Published online by Cambridge University Press: 05 June 2012
INTRODUCTION
Dennett's (1971, 1987) ideas about the intentional stance have elicited different reactions from philosophers and scientists. Philosophers have focused on Dennett's alleged anti-realism about the mental while scientists have focused on his three-way distinction among zero-order, first-order, and second-order intentionality. For most philosophers, anti-realism (at least concerning the mental states of human beings) is a no-no; for most cognitive scientists, the three-way distinction is useful. This contrasting reaction is typical of a larger pattern: philosophers are more inclined to cite work with which they disagree while scientists are more inclined to cite work on which they wish to build.
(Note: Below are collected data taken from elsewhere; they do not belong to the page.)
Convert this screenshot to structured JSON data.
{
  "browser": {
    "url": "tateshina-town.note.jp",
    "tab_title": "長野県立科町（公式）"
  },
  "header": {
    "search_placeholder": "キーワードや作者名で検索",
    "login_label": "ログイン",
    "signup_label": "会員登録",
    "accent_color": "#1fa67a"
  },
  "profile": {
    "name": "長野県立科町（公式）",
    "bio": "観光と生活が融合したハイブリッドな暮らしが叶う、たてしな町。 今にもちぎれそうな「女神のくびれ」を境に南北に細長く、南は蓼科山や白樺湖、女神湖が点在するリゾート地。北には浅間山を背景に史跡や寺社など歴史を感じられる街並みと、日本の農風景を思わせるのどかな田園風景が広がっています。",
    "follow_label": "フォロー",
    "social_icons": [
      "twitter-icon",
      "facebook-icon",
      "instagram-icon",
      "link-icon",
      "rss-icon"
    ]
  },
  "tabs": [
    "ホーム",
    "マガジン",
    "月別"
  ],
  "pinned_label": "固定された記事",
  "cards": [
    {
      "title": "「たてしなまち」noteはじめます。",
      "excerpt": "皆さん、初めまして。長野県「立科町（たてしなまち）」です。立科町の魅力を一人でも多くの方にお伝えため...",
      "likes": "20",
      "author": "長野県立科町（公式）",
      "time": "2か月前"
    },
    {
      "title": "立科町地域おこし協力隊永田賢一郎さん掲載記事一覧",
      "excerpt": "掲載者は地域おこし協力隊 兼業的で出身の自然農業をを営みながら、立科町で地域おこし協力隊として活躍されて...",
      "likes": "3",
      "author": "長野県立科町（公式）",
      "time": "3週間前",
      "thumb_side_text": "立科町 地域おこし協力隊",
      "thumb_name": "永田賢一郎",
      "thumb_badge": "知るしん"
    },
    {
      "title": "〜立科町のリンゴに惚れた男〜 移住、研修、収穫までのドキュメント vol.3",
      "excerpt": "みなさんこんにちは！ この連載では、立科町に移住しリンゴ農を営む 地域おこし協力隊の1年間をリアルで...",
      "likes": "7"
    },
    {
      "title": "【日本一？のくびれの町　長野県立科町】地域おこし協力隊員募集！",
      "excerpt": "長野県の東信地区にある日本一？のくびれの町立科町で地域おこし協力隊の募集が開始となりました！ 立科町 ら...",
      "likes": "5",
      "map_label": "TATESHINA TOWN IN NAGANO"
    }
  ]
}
Dennett (1987, 1991b) has denied that he is an anti-realist, but that has not stopped philosophers from continuing to affix a scarlet letter “A” to his work. Nor has the specter of anti-realism stopped cognitive ethologists from using the three-way distinction to articulate a central methodological principle, which they call “the principle of conservatism.” According to this principle, hypotheses that explain an organism's behavior by attributing lower-order intentionality are preferable to hypotheses that explain the behavior by attributing higher-order intentionality (see, for example, Cheney and Seyfarth [1990, 2007]).
My subject here is the principle of conservatism. What, exactly, does it say and what is its justification? Cognitive scientists often regard the principle as an instance of a more general methodological maxim, namely the principle of parsimony, a.k.a. Ockham's razor.